Among the other subgroups identified, traditional care management approaches are unlikely to be effective. For example, the neurologic and liver subgroups had among the highest rates of spending and persistently high spending. Within these subgroups, spending was driven predominately by prescription drug costs, indicating that the rational use and pricing of specialty pharmaceuticals may be the most effective strategies for reducing spending. For subgroups defined by acute events (trauma, GIB, complications), there may be limited opportunities to improve care and reduce spending. High rates of mortality among the ESRD, ESRD+, and GIB subgroups should prompt a focus on recognizing, and addressing, life-limiting illness with palliative care and other interventions.

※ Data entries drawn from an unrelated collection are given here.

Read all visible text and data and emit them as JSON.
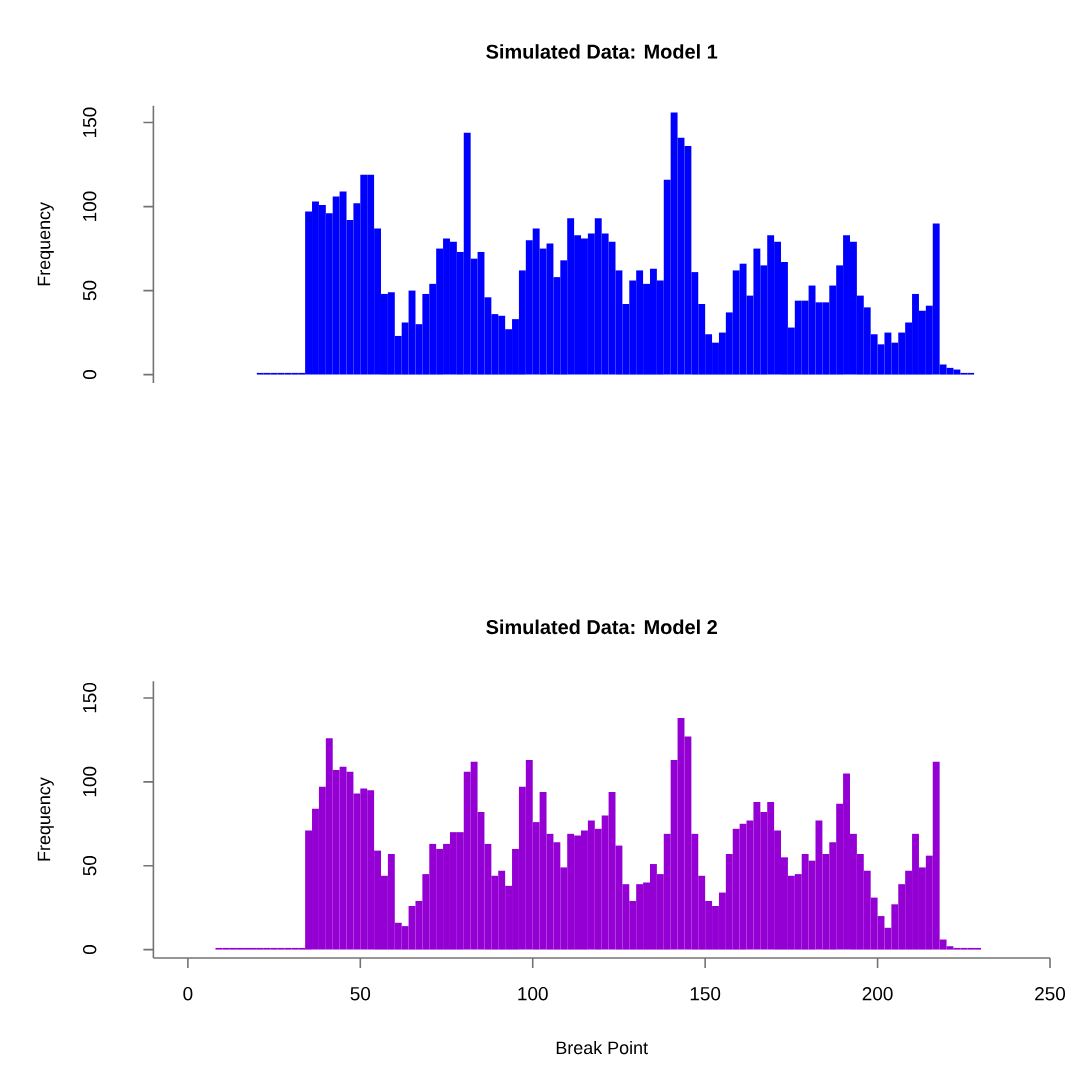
{
  "chart_data": [
    {
      "type": "histogram",
      "title": "Simulated Data: Model 1",
      "ylabel": "Frequency",
      "color": "#0000ff",
      "xlim": [
        -10,
        250
      ],
      "ylim": [
        -5,
        160
      ],
      "yticks": [
        0,
        50,
        100,
        150
      ],
      "tick_labels": "y",
      "bins": [
        20,
        22,
        24,
        26,
        28,
        30,
        32,
        34,
        36,
        38,
        40,
        42,
        44,
        46,
        48,
        50,
        52,
        54,
        56,
        58,
        60,
        62,
        64,
        66,
        68,
        70,
        72,
        74,
        76,
        78,
        80,
        82,
        84,
        86,
        88,
        90,
        92,
        94,
        96,
        98,
        100,
        102,
        104,
        106,
        108,
        110,
        112,
        114,
        116,
        118,
        120,
        122,
        124,
        126,
        128,
        130,
        132,
        134,
        136,
        138,
        140,
        142,
        144,
        146,
        148,
        150,
        152,
        154,
        156,
        158,
        160,
        162,
        164,
        166,
        168,
        170,
        172,
        174,
        176,
        178,
        180,
        182,
        184,
        186,
        188,
        190,
        192,
        194,
        196,
        198,
        200,
        202,
        204,
        206,
        208,
        210,
        212,
        214,
        216,
        218,
        220,
        222,
        224,
        226,
        228
      ],
      "values": [
        1,
        1,
        1,
        1,
        1,
        1,
        1,
        97,
        103,
        101,
        96,
        106,
        109,
        92,
        102,
        119,
        119,
        87,
        48,
        49,
        23,
        31,
        50,
        30,
        48,
        54,
        75,
        81,
        79,
        73,
        144,
        69,
        73,
        46,
        36,
        35,
        27,
        33,
        62,
        80,
        87,
        75,
        78,
        58,
        68,
        93,
        83,
        81,
        84,
        93,
        84,
        79,
        62,
        42,
        56,
        62,
        54,
        63,
        56,
        116,
        156,
        141,
        136,
        61,
        42,
        24,
        19,
        25,
        37,
        62,
        66,
        47,
        75,
        65,
        83,
        79,
        67,
        28,
        44,
        44,
        53,
        43,
        43,
        53,
        65,
        83,
        79,
        47,
        40,
        24,
        18,
        25,
        19,
        25,
        31,
        48,
        38,
        41,
        90,
        6,
        4,
        3,
        1,
        1
      ]
    },
    {
      "type": "histogram",
      "title": "Simulated Data: Model 2",
      "xlabel": "Break Point",
      "ylabel": "Frequency",
      "color": "#9400d3",
      "xlim": [
        -10,
        250
      ],
      "ylim": [
        -5,
        160
      ],
      "xticks": [
        0,
        50,
        100,
        150,
        200,
        250
      ],
      "yticks": [
        0,
        50,
        100,
        150
      ],
      "bins": [
        8,
        10,
        12,
        14,
        16,
        18,
        20,
        22,
        24,
        26,
        28,
        30,
        32,
        34,
        36,
        38,
        40,
        42,
        44,
        46,
        48,
        50,
        52,
        54,
        56,
        58,
        60,
        62,
        64,
        66,
        68,
        70,
        72,
        74,
        76,
        78,
        80,
        82,
        84,
        86,
        88,
        90,
        92,
        94,
        96,
        98,
        100,
        102,
        104,
        106,
        108,
        110,
        112,
        114,
        116,
        118,
        120,
        122,
        124,
        126,
        128,
        130,
        132,
        134,
        136,
        138,
        140,
        142,
        144,
        146,
        148,
        150,
        152,
        154,
        156,
        158,
        160,
        162,
        164,
        166,
        168,
        170,
        172,
        174,
        176,
        178,
        180,
        182,
        184,
        186,
        188,
        190,
        192,
        194,
        196,
        198,
        200,
        202,
        204,
        206,
        208,
        210,
        212,
        214,
        216,
        218,
        220,
        222,
        224,
        226,
        228,
        230
      ],
      "values": [
        1,
        1,
        1,
        1,
        1,
        1,
        1,
        1,
        1,
        1,
        1,
        1,
        1,
        71,
        84,
        97,
        126,
        107,
        109,
        106,
        93,
        96,
        95,
        59,
        44,
        57,
        16,
        14,
        26,
        29,
        45,
        63,
        60,
        63,
        70,
        70,
        106,
        112,
        82,
        63,
        44,
        47,
        38,
        60,
        97,
        113,
        76,
        94,
        69,
        64,
        49,
        69,
        68,
        71,
        77,
        72,
        80,
        94,
        62,
        39,
        29,
        39,
        40,
        51,
        45,
        69,
        113,
        138,
        127,
        69,
        44,
        29,
        26,
        34,
        57,
        72,
        75,
        77,
        88,
        82,
        88,
        71,
        55,
        44,
        45,
        57,
        53,
        77,
        57,
        64,
        87,
        105,
        69,
        57,
        47,
        31,
        20,
        13,
        27,
        39,
        47,
        69,
        49,
        56,
        112,
        6,
        2,
        1,
        1,
        1,
        1
      ]
    }
  ]
}
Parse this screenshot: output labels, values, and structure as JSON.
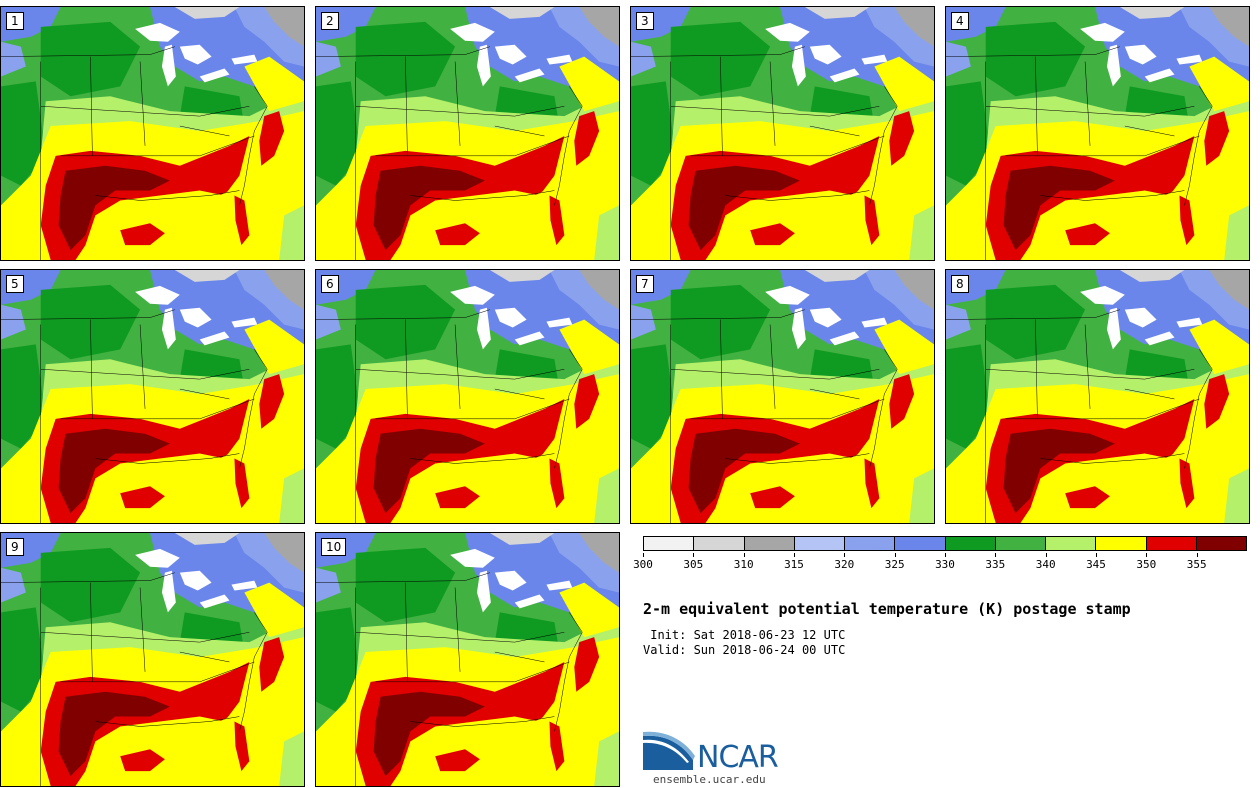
{
  "panels": [
    {
      "label": "1"
    },
    {
      "label": "2"
    },
    {
      "label": "3"
    },
    {
      "label": "4"
    },
    {
      "label": "5"
    },
    {
      "label": "6"
    },
    {
      "label": "7"
    },
    {
      "label": "8"
    },
    {
      "label": "9"
    },
    {
      "label": "10"
    }
  ],
  "colorbar": {
    "colors": [
      "#f2f2f2",
      "#d6d6d6",
      "#a6a6a6",
      "#b3c4f5",
      "#8aa2ee",
      "#6b86ea",
      "#0f9a21",
      "#41b141",
      "#b5f06a",
      "#ffff00",
      "#e00000",
      "#800000"
    ],
    "ticks": [
      "300",
      "305",
      "310",
      "315",
      "320",
      "325",
      "330",
      "335",
      "340",
      "345",
      "350",
      "355"
    ]
  },
  "title": "2-m equivalent potential temperature (K) postage stamp",
  "init": " Init: Sat 2018-06-23 12 UTC",
  "valid": "Valid: Sun 2018-06-24 00 UTC",
  "logo": {
    "text": "NCAR",
    "site": "ensemble.ucar.edu",
    "color": "#1a5e9e"
  }
}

This study has several limitations. First, our study population consisted of patients enrolled in MA plans offered by a single health insurer. As such, the subgroups we identified may not be generalizable to other populations, including other MA or FFS Medicare populations. However, less is known about MA populations, so our analysis begins to fill an important gap. Second, patterns of spending, utilization, and mortality among the clinical phenotypes we identified could be impacted by existing care management programs at CareMore34 and, therefore, may not be generalizable to other populations. Third, we did not have access to patient-level data on important social determinants of health (e.g., income, education, social isolation), despite a growing appreciation for the impact of these factors on spending and outcomes, especially among high-cost patients. Finally, we used the OPTICS algorithm for cluster analysis. Different clustering algorithms are likely to produce different results. However, as discussed in an accompanying article,23 we believe OPTICS is the optimal algorithm for clustering high-cost patient populations.